Le rejet du projet européen pour la brevetabilité

    Comme, en Europe, le principe de la non-brevetabilité des logiciels est susceptible d’interprétations différentes par les offices nationaux (i.e. les administrations traitant les demandes de brevet) et par les tribunaux, en particulier en ce qui concerne les approches contournant l’interdit, telles que celle exposée plus haut, l’utilité d’une directive permettant une harmonisation européenne peut aisément être admise. Une meilleure législation aurait dû permettre de renforcer la sécurité juridique des acteurs économiques.

    Le parlement européen a, en juillet 2005 rejeté une “proposition de directive du parlement européen et du conseil concernant la brevetabilité des inventions mises en oeuvre par ordinateur” émanant de la Commission, au terme d'une procédure de plusieurs années.
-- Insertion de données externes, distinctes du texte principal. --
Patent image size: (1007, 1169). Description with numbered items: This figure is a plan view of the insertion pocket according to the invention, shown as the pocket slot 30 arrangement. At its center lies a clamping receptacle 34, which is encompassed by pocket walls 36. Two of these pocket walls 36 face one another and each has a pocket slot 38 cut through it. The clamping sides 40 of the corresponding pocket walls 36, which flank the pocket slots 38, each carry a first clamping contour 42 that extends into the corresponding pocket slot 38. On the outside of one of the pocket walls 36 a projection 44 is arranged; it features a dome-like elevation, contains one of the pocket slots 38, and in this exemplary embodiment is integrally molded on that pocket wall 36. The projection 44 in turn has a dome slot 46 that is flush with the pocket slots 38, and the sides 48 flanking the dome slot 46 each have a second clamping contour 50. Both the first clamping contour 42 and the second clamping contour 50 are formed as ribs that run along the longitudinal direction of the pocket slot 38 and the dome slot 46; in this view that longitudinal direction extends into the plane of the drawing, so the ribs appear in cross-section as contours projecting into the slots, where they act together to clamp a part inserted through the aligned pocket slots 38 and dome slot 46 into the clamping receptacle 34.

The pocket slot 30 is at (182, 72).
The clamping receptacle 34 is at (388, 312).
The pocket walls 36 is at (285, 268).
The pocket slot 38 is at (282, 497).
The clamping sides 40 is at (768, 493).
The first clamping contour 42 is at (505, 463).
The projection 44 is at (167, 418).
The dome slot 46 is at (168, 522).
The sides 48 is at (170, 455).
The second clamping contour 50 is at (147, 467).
Nous avons soutenu ce rejet, car une des dispositions de ce projet de directive, énonçant que "les états membres veillent à ce qu’une invention mise en oeuvre par ordinateur puisse être revendiquée” était trop contestable dans la mesure où elle était seulement contrebalancée par l’exigence que la possibilité de breveter soit subordonnée à l’existence d’une “contribution technique”. Cette dernière notion était extrêmement ambiguë, puisque rien n’interdisait de considérer que tout programme d’ordinateur est par nature une contribution technique! Le domaine d’application des “brevets logiciels” selon ce projet de directive aurait donc pu être très vaste, et tout aussi sujet à des interprétations variées que dans le régime présent.

    Pour quelle raison les brevets d’invention ont-ils été inventés? Pour protéger les investissements des inventeurs, en leur accordant un monopole, en échange d’une description de leur invention et du paiement de redevances. La justification de cette exception à la liberté (des concurrents de l’inventeur) d’entreprendre et de commercer, est le bénéfice que tire la société de l’activité de R&D stimulée par la possibilité d’accéder à ce monopole. Dans le domaine des réalisations matérielles, la protection par brevet est indispensable, car un principe innovant résultant d’un long travail pourrait être aisément adapté et fabriqué par un concurrent qui aurait seulement eu à examiner un exemplaire fabriqué. Dans le domaine du logiciel cependant, rien de tel. Si l’on met de côté la copie pure et simple, l’examen d’un logiciel ou d’un progiciel ne confère en aucune façon la possibilité de devenir l’éditeur d’un produit voisin : les algorithmes internes ne sont pas révélés, et le code source est à créer en partant de zéro. Une protection des logiciels par des brevets n'est donc pas utile, et n'est pas susceptible de stimuler l'activité de développement.

    Si nous nous référons aux points exposés plus haut sur la législation américaine, nous pouvons même prédire que les effets macroéconomiques de la législation proposée pour l’Union Européenne auraient été néfastes :

  1. augmentation des coûts de développement des logiciels en Europe, dans une période où ces coûts sont tels que le développement offshore se développe,
  2. détérioration de la sécurité juridique des éditeurs,
  3. diminution de la concurrence,
  4. possibilité offerte aux forts de bloquer l’évolution technique sans pour autant développer de logiciels.

    Les seuls bénéficiaires de la législation proposée eussent donc été : de grands éditeurs de progiciels, les cabinets de conseil en propriété industrielle, et les administrations chargées de traiter les demandes de brevet, par exemple l’Office européen des brevets (OEB). La décision du Parlement européen a donc été fort sage.